What does someone like Walter Willett, chair of the Harvard School of Public Health's Department of Nutrition and a widely quoted healthy-eating scholar, eat for dinner? The answer is surprisingly easy to learn: It's in Neil Swidey's 2013 profile of Willett for the Boston Globe magazine. In that story, Willett is heard to ask the senior director of nutrition for McDonald's why the chain has yet to make a tasty veggie burger, while bragging about the fact that his wife, Gail, a former nurse turned private cooking instructor, makes a terrific one. Later in the article, Willett extols the virtues of another of Gail's creations, a lentil-and-nut loaf. He goes on to such a degree that, at the end of the piece, Swidey admits that he invited himself over to try the loaf. "It's damn good," he reported.
Flame me if you like, but I have tried many veggie burgers, from the Whole Foods 365-brand soy-based version to Southern Living's black bean burgers with chipotle cream, and I have not encountered a single veggie burger that was "good," let alone delicious. As for nut loaf, Willett's going on about his wife's interpretation reminded me of the way University of North Carolina-Chapel Hill basketball coach Roy Williams will often criticize his players by invoking his own wife: "Paige had a terrible shooting night. He had zero three-pointers, the same number as Wanda!"
But if Swidey was so impressed, well, I had to try Mrs. Willett's nut loaf for myself, and the Globe had obligingly published the recipe. It was very simple: cook lentils, combine with sautéed onions and mushrooms, bread crumbs (I used panko), ground nuts of your choice (I used a combination of roasted almonds and cashews), and mixed herbs of your choice (I used fresh flatleaf parsley because I had some around). After you stir all this around, it does kind of resemble ground beef. But once the mixture was transferred into my loaf pan, it looked like Thanksgiving stuffing tossed with birdseed.
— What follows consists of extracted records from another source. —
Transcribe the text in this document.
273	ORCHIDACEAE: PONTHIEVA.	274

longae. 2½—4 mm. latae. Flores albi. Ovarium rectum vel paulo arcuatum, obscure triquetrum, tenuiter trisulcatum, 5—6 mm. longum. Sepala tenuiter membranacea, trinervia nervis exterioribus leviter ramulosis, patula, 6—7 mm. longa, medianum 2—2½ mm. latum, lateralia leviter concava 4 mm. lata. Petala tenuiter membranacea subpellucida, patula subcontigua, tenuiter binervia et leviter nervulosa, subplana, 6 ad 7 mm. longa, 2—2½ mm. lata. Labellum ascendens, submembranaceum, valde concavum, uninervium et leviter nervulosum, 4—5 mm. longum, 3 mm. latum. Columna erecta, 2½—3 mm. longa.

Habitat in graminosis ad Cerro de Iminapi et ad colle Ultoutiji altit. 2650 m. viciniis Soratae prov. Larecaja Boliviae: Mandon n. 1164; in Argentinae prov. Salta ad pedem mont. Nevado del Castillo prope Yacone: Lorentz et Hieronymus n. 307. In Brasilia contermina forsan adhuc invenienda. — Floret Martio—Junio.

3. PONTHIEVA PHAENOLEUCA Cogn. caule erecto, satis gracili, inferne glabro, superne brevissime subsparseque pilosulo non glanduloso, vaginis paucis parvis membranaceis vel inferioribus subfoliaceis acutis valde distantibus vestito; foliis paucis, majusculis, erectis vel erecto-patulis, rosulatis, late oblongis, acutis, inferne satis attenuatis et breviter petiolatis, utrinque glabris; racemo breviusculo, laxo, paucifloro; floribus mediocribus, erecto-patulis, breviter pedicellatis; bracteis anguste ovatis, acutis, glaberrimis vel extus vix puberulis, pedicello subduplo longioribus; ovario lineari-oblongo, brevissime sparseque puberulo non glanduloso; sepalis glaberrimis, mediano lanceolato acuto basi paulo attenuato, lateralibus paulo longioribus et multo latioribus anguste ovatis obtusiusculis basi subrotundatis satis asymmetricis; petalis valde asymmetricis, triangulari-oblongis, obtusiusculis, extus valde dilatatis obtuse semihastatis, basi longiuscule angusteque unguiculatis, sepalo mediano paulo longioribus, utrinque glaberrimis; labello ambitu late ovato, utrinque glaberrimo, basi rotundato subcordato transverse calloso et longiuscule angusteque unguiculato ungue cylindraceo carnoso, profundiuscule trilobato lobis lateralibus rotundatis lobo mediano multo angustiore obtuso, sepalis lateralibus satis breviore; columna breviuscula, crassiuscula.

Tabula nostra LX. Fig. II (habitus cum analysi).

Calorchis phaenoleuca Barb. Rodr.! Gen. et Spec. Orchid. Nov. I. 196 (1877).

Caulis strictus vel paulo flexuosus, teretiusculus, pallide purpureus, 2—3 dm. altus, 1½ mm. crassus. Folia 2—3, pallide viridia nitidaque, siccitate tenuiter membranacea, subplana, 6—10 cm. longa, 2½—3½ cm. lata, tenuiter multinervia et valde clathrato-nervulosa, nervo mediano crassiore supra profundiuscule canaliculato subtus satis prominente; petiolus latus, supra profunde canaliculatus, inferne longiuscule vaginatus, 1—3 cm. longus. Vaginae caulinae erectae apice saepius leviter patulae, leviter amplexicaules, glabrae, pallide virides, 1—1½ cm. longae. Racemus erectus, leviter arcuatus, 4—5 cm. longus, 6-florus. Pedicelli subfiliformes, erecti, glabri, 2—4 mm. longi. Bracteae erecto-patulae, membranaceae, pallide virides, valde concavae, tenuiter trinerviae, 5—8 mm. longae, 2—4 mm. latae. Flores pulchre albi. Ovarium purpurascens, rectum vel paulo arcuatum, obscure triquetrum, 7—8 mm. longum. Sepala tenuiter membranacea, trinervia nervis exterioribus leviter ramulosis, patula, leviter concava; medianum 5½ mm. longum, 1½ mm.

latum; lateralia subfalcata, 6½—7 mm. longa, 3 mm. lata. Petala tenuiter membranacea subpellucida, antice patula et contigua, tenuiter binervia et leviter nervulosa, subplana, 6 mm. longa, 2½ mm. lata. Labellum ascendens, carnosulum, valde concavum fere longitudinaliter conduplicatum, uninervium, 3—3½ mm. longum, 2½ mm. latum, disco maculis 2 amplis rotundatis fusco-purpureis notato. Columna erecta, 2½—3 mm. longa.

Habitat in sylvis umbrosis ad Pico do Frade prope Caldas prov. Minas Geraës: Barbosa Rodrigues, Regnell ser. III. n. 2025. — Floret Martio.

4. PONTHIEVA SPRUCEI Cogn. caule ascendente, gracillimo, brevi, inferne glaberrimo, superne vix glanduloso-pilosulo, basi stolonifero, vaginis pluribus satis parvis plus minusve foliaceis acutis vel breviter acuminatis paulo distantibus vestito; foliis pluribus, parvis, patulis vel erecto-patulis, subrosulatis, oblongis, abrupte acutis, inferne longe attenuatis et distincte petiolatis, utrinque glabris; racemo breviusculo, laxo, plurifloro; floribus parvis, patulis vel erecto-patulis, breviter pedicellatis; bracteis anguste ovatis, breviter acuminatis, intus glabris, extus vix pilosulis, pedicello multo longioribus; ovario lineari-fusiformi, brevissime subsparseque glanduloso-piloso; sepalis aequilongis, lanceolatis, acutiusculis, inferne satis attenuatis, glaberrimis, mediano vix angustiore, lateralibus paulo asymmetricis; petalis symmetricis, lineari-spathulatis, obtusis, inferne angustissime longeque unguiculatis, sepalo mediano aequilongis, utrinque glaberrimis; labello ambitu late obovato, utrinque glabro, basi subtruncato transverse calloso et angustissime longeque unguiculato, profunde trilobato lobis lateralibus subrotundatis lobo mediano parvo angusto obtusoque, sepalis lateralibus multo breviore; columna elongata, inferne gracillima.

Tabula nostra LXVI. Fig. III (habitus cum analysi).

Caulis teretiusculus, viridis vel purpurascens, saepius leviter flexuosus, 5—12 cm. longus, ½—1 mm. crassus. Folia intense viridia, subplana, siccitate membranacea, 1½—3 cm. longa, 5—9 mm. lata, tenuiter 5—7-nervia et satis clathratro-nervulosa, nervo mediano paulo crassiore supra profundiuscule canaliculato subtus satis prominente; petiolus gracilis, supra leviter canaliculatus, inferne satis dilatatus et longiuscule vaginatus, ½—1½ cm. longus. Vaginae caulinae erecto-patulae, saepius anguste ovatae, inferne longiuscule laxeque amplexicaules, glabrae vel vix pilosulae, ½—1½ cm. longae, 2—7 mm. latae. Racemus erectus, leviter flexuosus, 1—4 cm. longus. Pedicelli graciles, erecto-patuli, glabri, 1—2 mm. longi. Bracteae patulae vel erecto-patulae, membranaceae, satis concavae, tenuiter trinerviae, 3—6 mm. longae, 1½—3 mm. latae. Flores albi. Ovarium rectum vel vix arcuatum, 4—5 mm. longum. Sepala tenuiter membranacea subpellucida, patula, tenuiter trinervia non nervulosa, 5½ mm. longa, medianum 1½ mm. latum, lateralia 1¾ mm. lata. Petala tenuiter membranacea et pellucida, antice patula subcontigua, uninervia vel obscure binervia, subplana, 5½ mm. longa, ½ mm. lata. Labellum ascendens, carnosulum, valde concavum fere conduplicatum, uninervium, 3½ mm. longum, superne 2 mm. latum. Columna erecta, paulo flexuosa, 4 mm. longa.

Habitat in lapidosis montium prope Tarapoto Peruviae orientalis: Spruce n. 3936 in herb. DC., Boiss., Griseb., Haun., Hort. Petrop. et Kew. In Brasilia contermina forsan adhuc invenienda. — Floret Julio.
To be fair, real meatloaf is hardly one of the world's most beautiful dishes, so I hoped for the best. The result was a kind of soft, moist, savory bread pudding. It derived a richness in flavor from the nuts, but the lentils let the whole operation down: They were too chewy to be seriously considered a textural equivalent of ground beef. If verisimilitude were not an issue, this is the kind of dish that would be good served warm with a poached egg on top and some really good hot sauce on the side. I couldn't get anyone else in my household to touch it.
Willett could argue that the dish tastes all right, but it's no meatloaf — even if he does believe that eating nuts and lentils instead of beef will lengthen your lifespan. The whole episode made me think of what the great U. S. Marine sergeant Dan Daly said to his company when he led the attack on Belleau Wood in France in June of 1918: "Come on, you sons of bitches! Do you want to live forever?"